Kids in America used to be allowed and even encouraged to get dirty and do things on their own. Especially during summers, kids were told to go out and play and be back by dinner. That is not the case in the country these days, and it's more than a shame. The Covid-19 pandemic makes this complaint more urgent, not because we shouldn’t take any precautions, but because outdoor transmission of the virus is so low, and thus outdoor activities should be greatly encouraged.

Quite apart from Covid, our aversion to messy kids is having some really nasty effects on our children, and on us. Neighbors call the police when they see kids are unsupervised and doing dangerous things such as walking the dog, walking together to and from the park or being left waiting in locked, air conditioned cars for a few minutes.

You might think this expectation of parental surveillance would be relaxed within one’s own home, but no. According to a paper presented at the American Academy of Pediatrics’ annual conference in 2019, “A majority of social workers surveyed believe children should be at least 12 before being left home alone four hours or longer.” To which an editor I know retorted, “I was babysitting at 11.” Let’s hope the pandemic gives experts second thoughts on this terrible guidance.

As one might expect in this repressive social environment, many neighborhood parks have been practically empty of spontaneous activity by children. You might think Covid would get them back out there, but the results have been pretty mixed. For a time, many parks even had sections closed off because of the pandemic. So instead, many kids stay home and play video games or, when lockdowns are not in effect, they go out for sports and other activities that are organized and chaperoned by their parents. These activities tend to be weighted toward looking good on one’s college applications.

Growing up like this, many kids fail to make a meaningful connection with the natural world. There are programs that try to make up for this nature deficit, and they do some good for our scrutinized and isolated children. But they are almost invariably structured by adults and are poor substitutes for kids just getting out there and experiencing things for themselves.

Too many American kids grow up in almost sterile environments, and Covid is likely to only make things worse. While there is of course nothing wrong with regular hand-washing, especially during a pandemic, parents fret about folks washing their hands or using hand sanitizers before they are allowed to handle babies. Bottles and nipples are assiduously sterilized. Kids are taught in myriad ways that being messy and disorganized is bad, and this message helps form their preferences throughout their lives.

This state of affairs seems very wrong to me, a relatively new parent, and very wrong for our kids.Take the rise of widespread allergies and autoimmune disorders. Though the evidence is not conclusive, it seems likely that our aversion to messiness is making things worse. The theory: By imposing a very sterile world on them, we’re depriving their immune systems of normal exterior threats, so many of those systems are badly malfunctioning.

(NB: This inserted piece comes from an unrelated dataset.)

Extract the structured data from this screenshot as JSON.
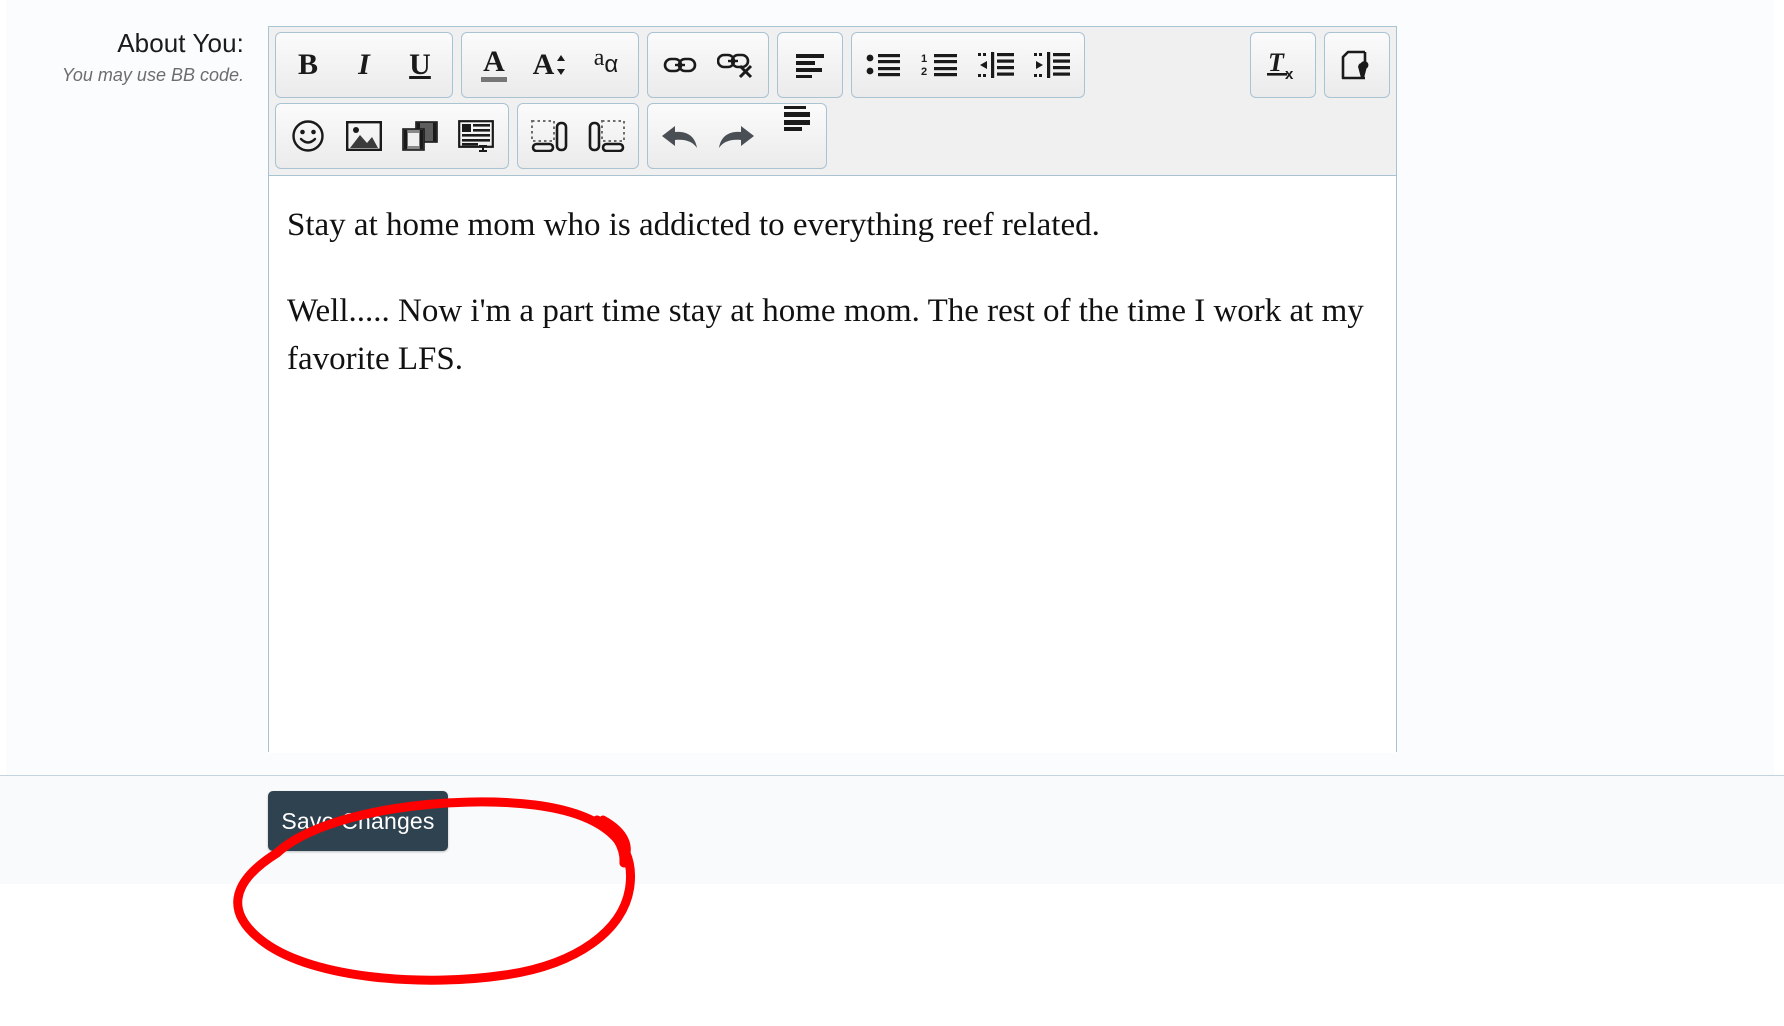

Our aversion to messes could also be stunting childrens’ intellectual growth. Larissa Samuelson, then an associate professor of psychology at the University of Iowa, led a team of researchers who studied how well 16-month-old children could learn words for mushy substances “from oatmeal to glue,” Iowa Now wrote in 2013. Those who excelled did so because they were strapped into a highchair and introduced to the substances. The highchair is the one place where some amount of mess is still tolerated by many parents, and is thus a place of great freedom.

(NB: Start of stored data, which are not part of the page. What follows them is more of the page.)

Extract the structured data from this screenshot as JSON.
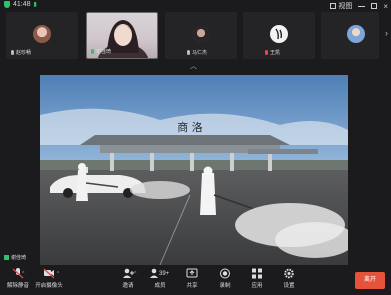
{
  "status_bar": {
    "time": "41:48",
    "view_label": "视图"
  },
  "participants": [
    {
      "name": "赵珍畅",
      "has_video": false,
      "muted": false
    },
    {
      "name": "谢佳琦",
      "has_video": true,
      "muted": false
    },
    {
      "name": "马仁杰",
      "has_video": false,
      "muted": false
    },
    {
      "name": "王凯",
      "has_video": false,
      "muted": true
    },
    {
      "name": "",
      "has_video": false,
      "muted": false
    }
  ],
  "share": {
    "sign_text": "商 洛"
  },
  "presenter": {
    "name": "谢佳琦"
  },
  "toolbar": {
    "unmute": "解除静音",
    "video": "开启摄像头",
    "invite": "邀请",
    "members": "成员",
    "members_count": "39+",
    "share": "共享",
    "record": "录制",
    "apps": "应用",
    "settings": "设置",
    "leave": "离开"
  },
  "colors": {
    "accent_green": "#2ec36b",
    "leave_red": "#e5533a",
    "bg": "#1b1b1d"
  }
}
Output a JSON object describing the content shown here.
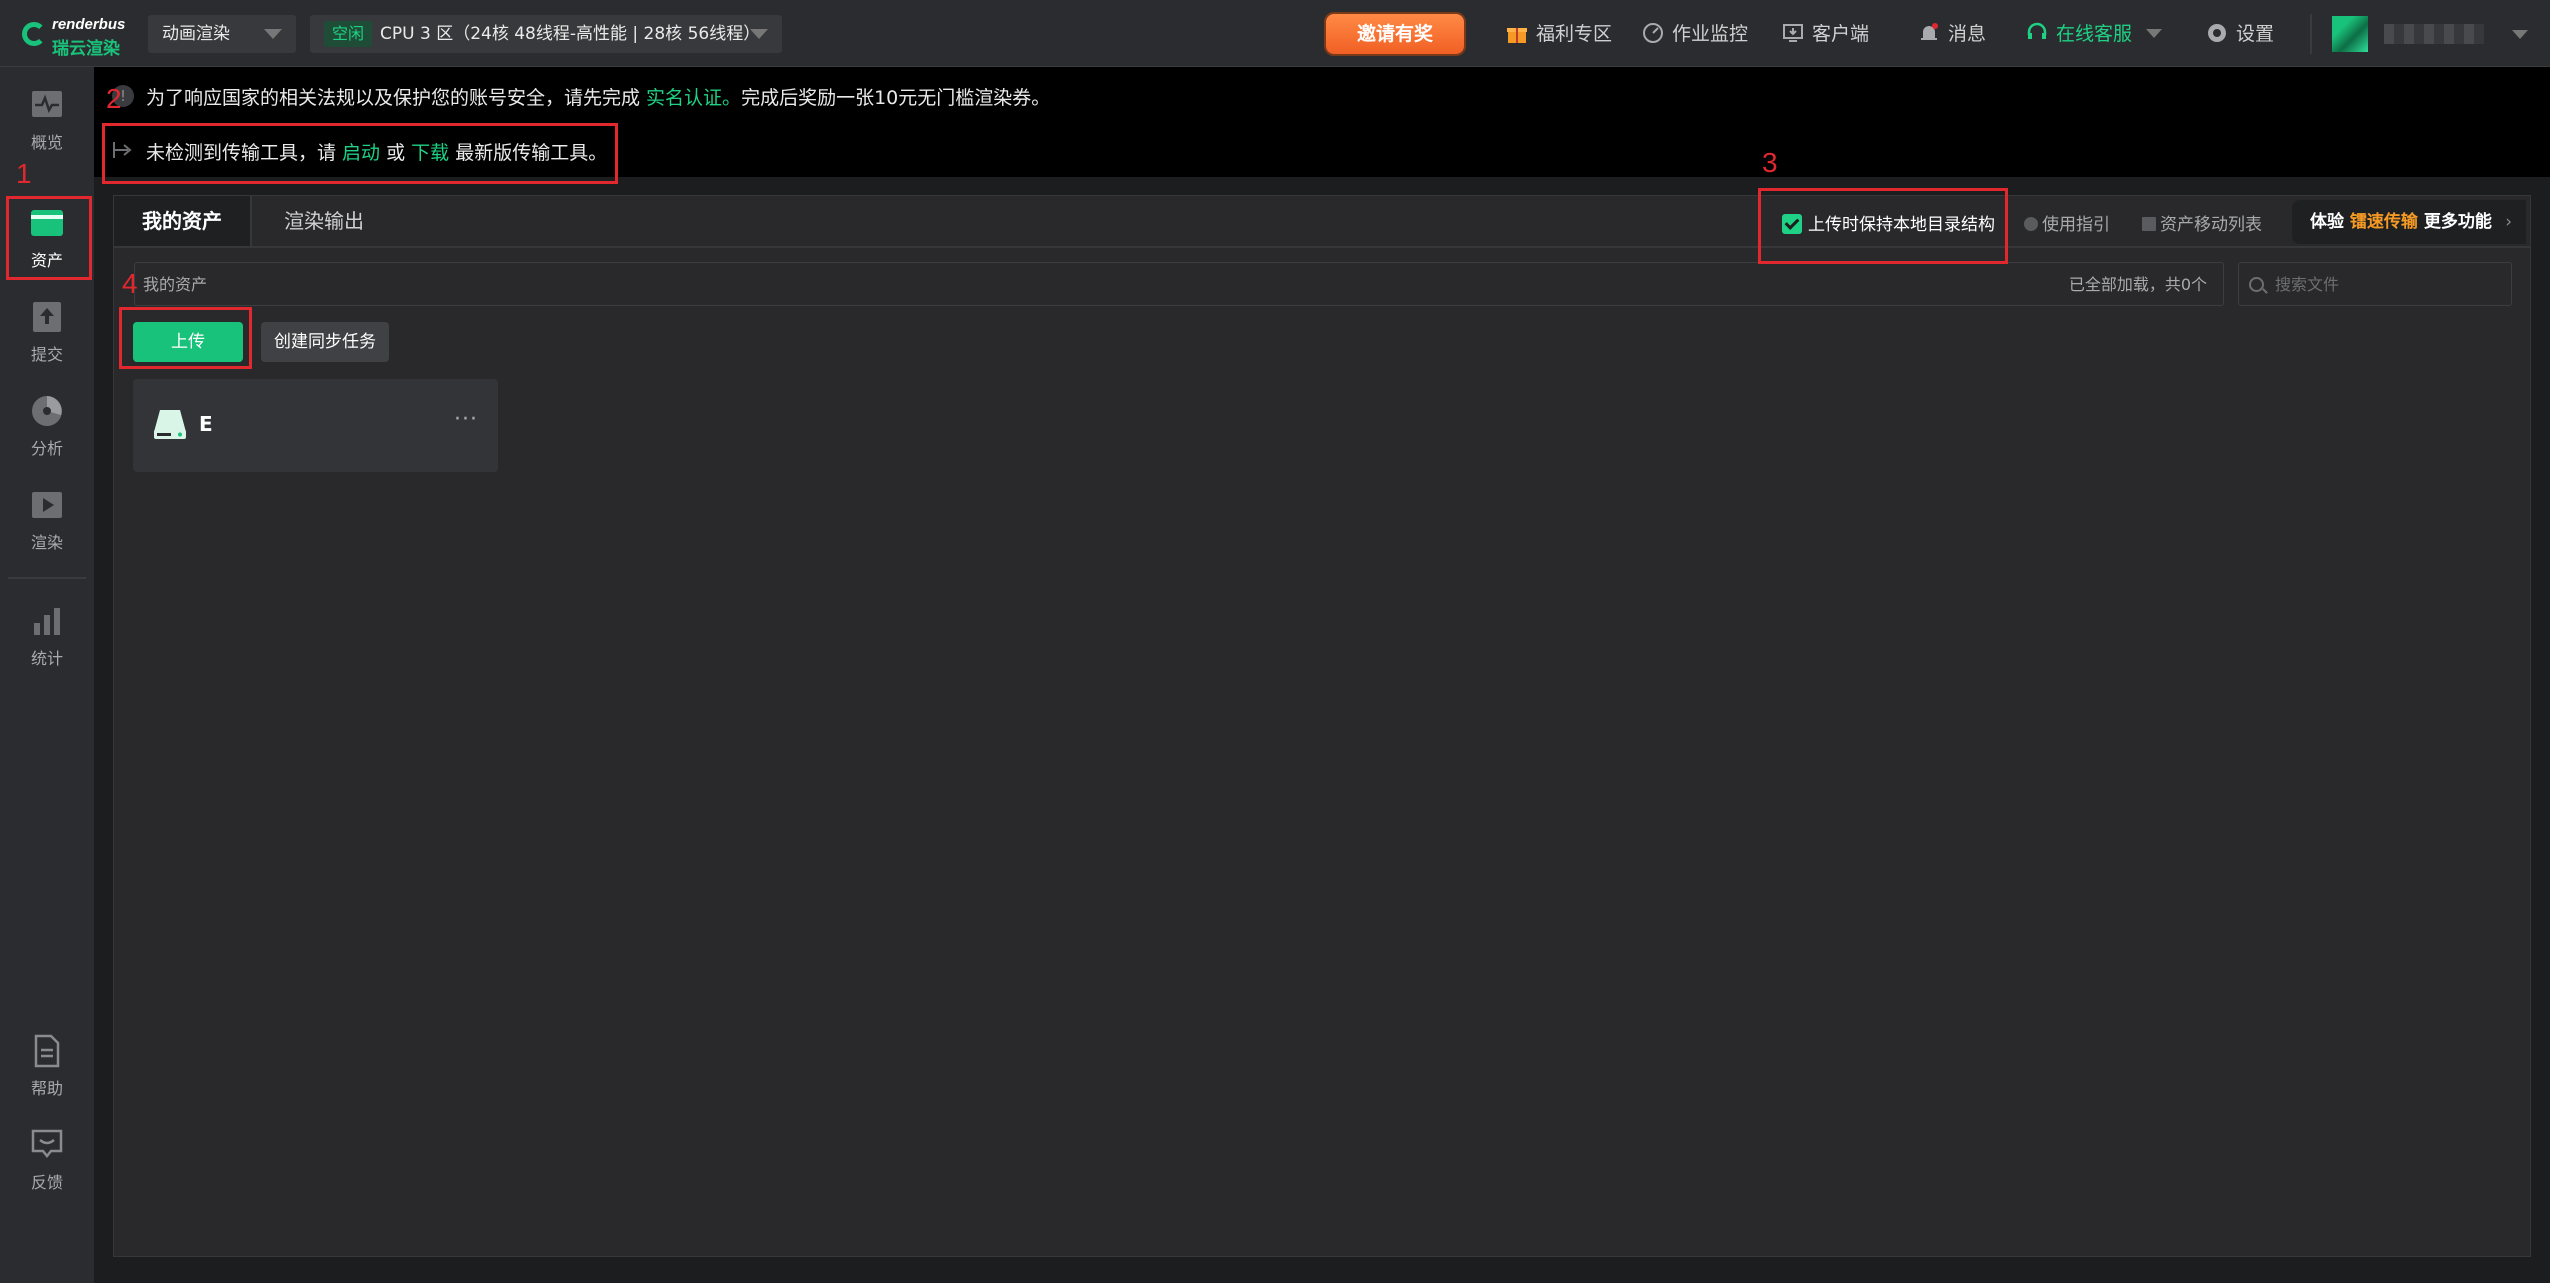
{
  "topbar": {
    "logo_top": "renderbus",
    "logo_bottom": "瑞云渲染",
    "render_type": "动画渲染",
    "cluster_status": "空闲",
    "cluster_label": "CPU 3 区（24核 48线程-高性能 | 28核 56线程）",
    "invite_label": "邀请有奖",
    "nav": {
      "welfare": "福利专区",
      "monitor": "作业监控",
      "client": "客户端",
      "messages": "消息",
      "support": "在线客服",
      "settings": "设置"
    }
  },
  "sidebar": {
    "overview": "概览",
    "assets": "资产",
    "submit": "提交",
    "analyze": "分析",
    "render": "渲染",
    "stats": "统计",
    "help": "帮助",
    "feedback": "反馈"
  },
  "annotations": {
    "n1": "1",
    "n2": "2",
    "n3": "3",
    "n4": "4"
  },
  "notice": {
    "line1_prefix": "为了响应国家的相关法规以及保护您的账号安全，请先完成 ",
    "line1_link": "实名认证。",
    "line1_suffix": "完成后奖励一张10元无门槛渲染券。",
    "line2_prefix": "未检测到传输工具，请 ",
    "line2_start": "启动",
    "line2_or": " 或 ",
    "line2_download": "下载",
    "line2_suffix": " 最新版传输工具。"
  },
  "assets_panel": {
    "tabs": [
      "我的资产",
      "渲染输出"
    ],
    "keep_structure_label": "上传时保持本地目录结构",
    "guide_label": "使用指引",
    "move_list_label": "资产移动列表",
    "promo_prefix": "体验 ",
    "promo_highlight": "镭速传输",
    "promo_suffix": " 更多功能",
    "path_label": "我的资产",
    "load_status": "已全部加载，共0个",
    "search_placeholder": "搜索文件",
    "upload_label": "上传",
    "sync_label": "创建同步任务",
    "drive_name": "E",
    "drive_more": "···"
  },
  "colors": {
    "accent_green": "#19c27a",
    "annotation_red": "#e0282e",
    "invite_orange": "#f15f25"
  }
}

“It may look like your child is playing in the high chair, throwing things on the ground, and they may be doing that, but they are getting information,” Samuelson told Iowa Now. “Playing with these foods there actually helped these children in the lab, and they learned the names better.”

In other words, they learned by making a mess. That’s how a lot of learning happens. We ought to be encouraging more of this “mess that gives us a free heart,” not scolding it to death.